On a appris avec une sincère affliction, au Sénat, le décès du chevalier de Ghellinck d'Elseghem, sénateur provincial de la Flandre Orientale.

On le savait très souffrant et son absence prolongée avait suscité des appréhensions que sa disparition est venue confirmer.

Cette mort enlève à l'assemblée sénatoriale un de ses meilleurs éléments, car le labeur du chevalier de Ghellinck y fut considérable. Ses rapports étaient appréciés pour la solidité de leur documentation et ils fourmillaient de suggestions souvent heureuses, pour la solution des questions d'ordre social, Car c'est surtout dans ce domaine qu'il fut d'une grande fécondité.

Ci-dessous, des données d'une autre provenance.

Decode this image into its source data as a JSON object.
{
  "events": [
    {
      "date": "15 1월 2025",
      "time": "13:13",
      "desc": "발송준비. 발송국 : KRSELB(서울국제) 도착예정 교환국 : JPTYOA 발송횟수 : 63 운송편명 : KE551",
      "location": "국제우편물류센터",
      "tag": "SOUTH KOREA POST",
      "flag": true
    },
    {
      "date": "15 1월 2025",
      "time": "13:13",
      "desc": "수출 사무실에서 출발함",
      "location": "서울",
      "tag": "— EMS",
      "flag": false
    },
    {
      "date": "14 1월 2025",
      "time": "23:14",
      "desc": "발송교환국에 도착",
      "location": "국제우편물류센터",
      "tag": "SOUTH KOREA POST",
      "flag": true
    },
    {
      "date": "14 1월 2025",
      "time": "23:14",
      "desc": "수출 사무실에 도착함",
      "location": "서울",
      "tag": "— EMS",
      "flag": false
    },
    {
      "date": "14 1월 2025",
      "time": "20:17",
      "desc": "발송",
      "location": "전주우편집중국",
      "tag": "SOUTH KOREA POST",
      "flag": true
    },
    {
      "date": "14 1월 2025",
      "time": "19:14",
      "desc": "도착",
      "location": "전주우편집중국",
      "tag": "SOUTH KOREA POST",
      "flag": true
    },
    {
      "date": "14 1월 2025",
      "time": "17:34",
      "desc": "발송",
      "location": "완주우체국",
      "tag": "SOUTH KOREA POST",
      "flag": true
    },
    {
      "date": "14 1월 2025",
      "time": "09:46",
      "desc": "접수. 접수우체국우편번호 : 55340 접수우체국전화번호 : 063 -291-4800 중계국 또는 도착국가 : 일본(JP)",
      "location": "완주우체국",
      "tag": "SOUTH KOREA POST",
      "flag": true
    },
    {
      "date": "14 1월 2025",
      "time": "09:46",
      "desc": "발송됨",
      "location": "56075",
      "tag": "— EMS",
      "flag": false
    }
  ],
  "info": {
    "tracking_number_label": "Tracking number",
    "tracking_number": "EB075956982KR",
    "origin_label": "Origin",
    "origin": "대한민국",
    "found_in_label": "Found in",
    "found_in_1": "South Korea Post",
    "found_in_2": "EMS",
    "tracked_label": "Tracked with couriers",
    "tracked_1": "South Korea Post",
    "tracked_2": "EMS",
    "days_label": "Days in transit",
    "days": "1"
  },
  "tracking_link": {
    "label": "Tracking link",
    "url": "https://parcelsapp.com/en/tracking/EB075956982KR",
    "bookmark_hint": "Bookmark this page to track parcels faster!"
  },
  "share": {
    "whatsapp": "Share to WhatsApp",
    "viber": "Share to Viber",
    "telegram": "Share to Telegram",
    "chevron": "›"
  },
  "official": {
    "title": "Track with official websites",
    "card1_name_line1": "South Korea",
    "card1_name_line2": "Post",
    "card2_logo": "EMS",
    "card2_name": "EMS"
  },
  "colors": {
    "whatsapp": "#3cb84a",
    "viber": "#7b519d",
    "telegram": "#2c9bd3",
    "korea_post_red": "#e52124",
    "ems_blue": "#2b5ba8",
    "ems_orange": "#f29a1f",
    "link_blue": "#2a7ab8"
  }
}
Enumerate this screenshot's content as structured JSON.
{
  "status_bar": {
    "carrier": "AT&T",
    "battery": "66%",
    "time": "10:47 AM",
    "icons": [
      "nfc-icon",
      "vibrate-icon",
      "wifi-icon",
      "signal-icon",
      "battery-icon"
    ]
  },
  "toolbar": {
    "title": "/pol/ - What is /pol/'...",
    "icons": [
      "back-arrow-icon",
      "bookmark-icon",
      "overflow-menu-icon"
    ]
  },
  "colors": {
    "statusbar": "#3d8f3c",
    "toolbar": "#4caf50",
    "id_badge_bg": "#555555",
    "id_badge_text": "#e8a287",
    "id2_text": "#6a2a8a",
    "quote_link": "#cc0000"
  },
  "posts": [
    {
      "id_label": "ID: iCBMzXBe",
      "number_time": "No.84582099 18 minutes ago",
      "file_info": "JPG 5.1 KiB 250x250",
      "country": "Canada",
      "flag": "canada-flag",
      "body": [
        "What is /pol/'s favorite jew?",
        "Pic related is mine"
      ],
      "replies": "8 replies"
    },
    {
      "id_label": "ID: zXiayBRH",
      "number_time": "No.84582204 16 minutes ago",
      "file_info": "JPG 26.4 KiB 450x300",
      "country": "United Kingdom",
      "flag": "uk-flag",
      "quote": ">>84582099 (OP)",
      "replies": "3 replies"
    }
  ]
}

Mais aucun problème ne le laissait indifférent et il intervint brillamment dans tous les débats soulevés par le problème des assurances sociales, des habitations à bon marché, des pensions de vieillesse, des mutualités, du contrat d'emploi, etc. C'étai pour le surplus, un orateur courtois de rapports agréables et qui, par sa simplicité familière, avait conquis le sympathies de tous ses collègues sans distinction d'opinion.

M. de Ghellinck était né le 18 septembre 1867. Il avait représenté l'arrondissement d'Audenaerde, à la Chambre, de mai 1900 à mai 1912. Il passa ensuite au Sénat, où il siégea sans interruption jusqu'à ce jour.

La nouvelle de sa mort a suscité dans l'hémicycle, dont il était un des membres les plus assidus, d’unanimes regrets.